Josie Story
According to the Joint Commission (2006), a sentinel event is as, “an unexpected occurrence involving death or serious physical or psychological injury, or the risk thereof. Serious injury specifically includes loss of limb or function. The phrase or “risk thereof” includes any process variation for which a recurrence carries a significant chance of a serious adverse outcome.” Sentinel events signal a need for immediate investigation and response. The importance of sentinel events in providing safe nursing care includes: improving quality of patient care, increasing the awareness of sentinel events, upholding the public trust of the medical system and understanding the reason behind the event and restructuring the organizations protocols in possible future events.

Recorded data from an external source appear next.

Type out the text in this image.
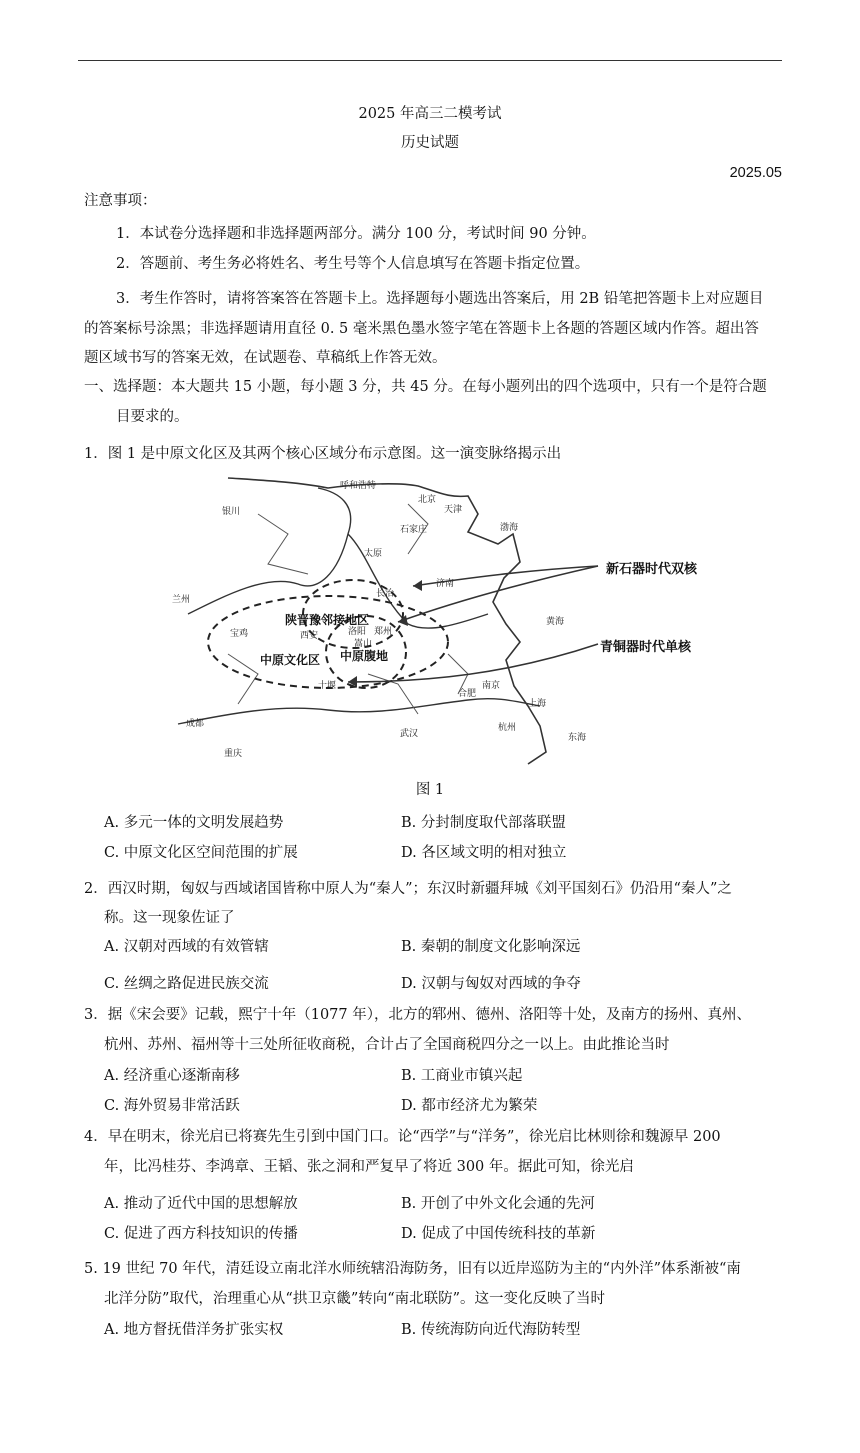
2025 年高三二模考试
历史试题
2025.05
注意事项：
1．本试卷分选择题和非选择题两部分。满分 100 分，考试时间 90 分钟。
2．答题前、考生务必将姓名、考生号等个人信息填写在答题卡指定位置。
3．考生作答时，请将答案答在答题卡上。选择题每小题选出答案后，用 2B 铅笔把答题卡上对应题目
的答案标号涂黑；非选择题请用直径 0. 5 毫米黑色墨水签字笔在答题卡上各题的答题区域内作答。超出答
题区域书写的答案无效，在试题卷、草稿纸上作答无效。
一、选择题：本大题共 15 小题，每小题 3 分，共 45 分。在每小题列出的四个选项中，只有一个是符合题
目要求的。
1．图 1 是中原文化区及其两个核心区域分布示意图。这一演变脉络揭示出
陕晋豫邻接地区
中原文化区 中原腹地
呼和浩特
北京
天津
银川
兰州
太原
石家庄
济南
西安	郑州
长治
洛阳
嵩山
南京
合肥
上海
杭州
武汉
成都
重庆
渤海
黄海
东海
宝鸡
十堰
新石器时代双核
青铜器时代单核
图 1
A. 多元一体的文明发展趋势	B. 分封制度取代部落联盟
C. 中原文化区空间范围的扩展	D. 各区域文明的相对独立
2．西汉时期，匈奴与西域诸国皆称中原人为“秦人”；东汉时新疆拜城《刘平国刻石》仍沿用“秦人”之
称。这一现象佐证了
A. 汉朝对西域的有效管辖	B. 秦朝的制度文化影响深远
C. 丝绸之路促进民族交流	D. 汉朝与匈奴对西域的争夺
3．据《宋会要》记载，熙宁十年（1077 年），北方的郓州、德州、洛阳等十处，及南方的扬州、真州、
杭州、苏州、福州等十三处所征收商税，合计占了全国商税四分之一以上。由此推论当时
A. 经济重心逐渐南移	B. 工商业市镇兴起
C. 海外贸易非常活跃	D. 都市经济尤为繁荣
4．早在明末，徐光启已将赛先生引到中国门口。论“西学”与“洋务”，徐光启比林则徐和魏源早 200
年，比冯桂芬、李鸿章、王韬、张之洞和严复早了将近 300 年。据此可知，徐光启
A. 推动了近代中国的思想解放	B. 开创了中外文化会通的先河
C. 促进了西方科技知识的传播	D. 促成了中国传统科技的革新
5. 19 世纪 70 年代，清廷设立南北洋水师统辖沿海防务，旧有以近岸巡防为主的“内外洋”体系渐被“南
北洋分防”取代，治理重心从“拱卫京畿”转向“南北联防”。这一变化反映了当时
A. 地方督抚借洋务扩张实权	B. 传统海防向近代海防转型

As the safety officer appointed by Doctor Dover, the head of Johns Hopkins Childrens Center, I led an investigation in 2001 pertaining to the death a young girl by the name of Josie King. This event was termed a sentinel event because of a possible medical error. The first step into my investigation was to gather information from the mother that led up to the death. The incident began in late January 2001, when Josie was brought to the hospital by paramedics due to burns over her body from falling into a bath tub full of hot water. Josie was taken from the emergency room to the pediatric intensive care unit, were she was given pain medication and an IV was established to put her into a drug induced coma. On day nine, Josie was moved to the step down unit. On the way down, while Josie was resting comfortably, the nurse pushed the pain button. Mrs. King questioned the reasoning for the pain medication and if it could be given less. Shortly after, Josie was taken off the morphine, given methadone and began to wake up. By day ten, Josie was fully awake and eating. On day fourteen doctors stated that Josie would be discharged in a few days. The same day, Josie began crying every time she saw water, but the nurse stated that she could only have ice chips. Later that day, her central line was removed. That evening, Josie appeared thin, pale and tired. The nurse was asked if she would call a doctor and she stated that Josie was fine and she was just tired. At 5:30 a.m. on day fifteen, Josies mom walked in and found her unresponsive. Josie was given a shot of Narcan, in which her symptoms improved. Later, the pain management team came and said that Doctor Paidas had given orders for no more methadone. At 1:00 p.m. the nurse walked over with a syringe of methadone, Mrs. King pleaded with her not to give her the medication. The nurse replied that the orders had been changed and continued to administer the medication. Right after the medication was administered Josie went into cardiac arrest. The doctors were able to revive her, but she died the next morning due to multi-organ failure.
I used the information provided by Mrs.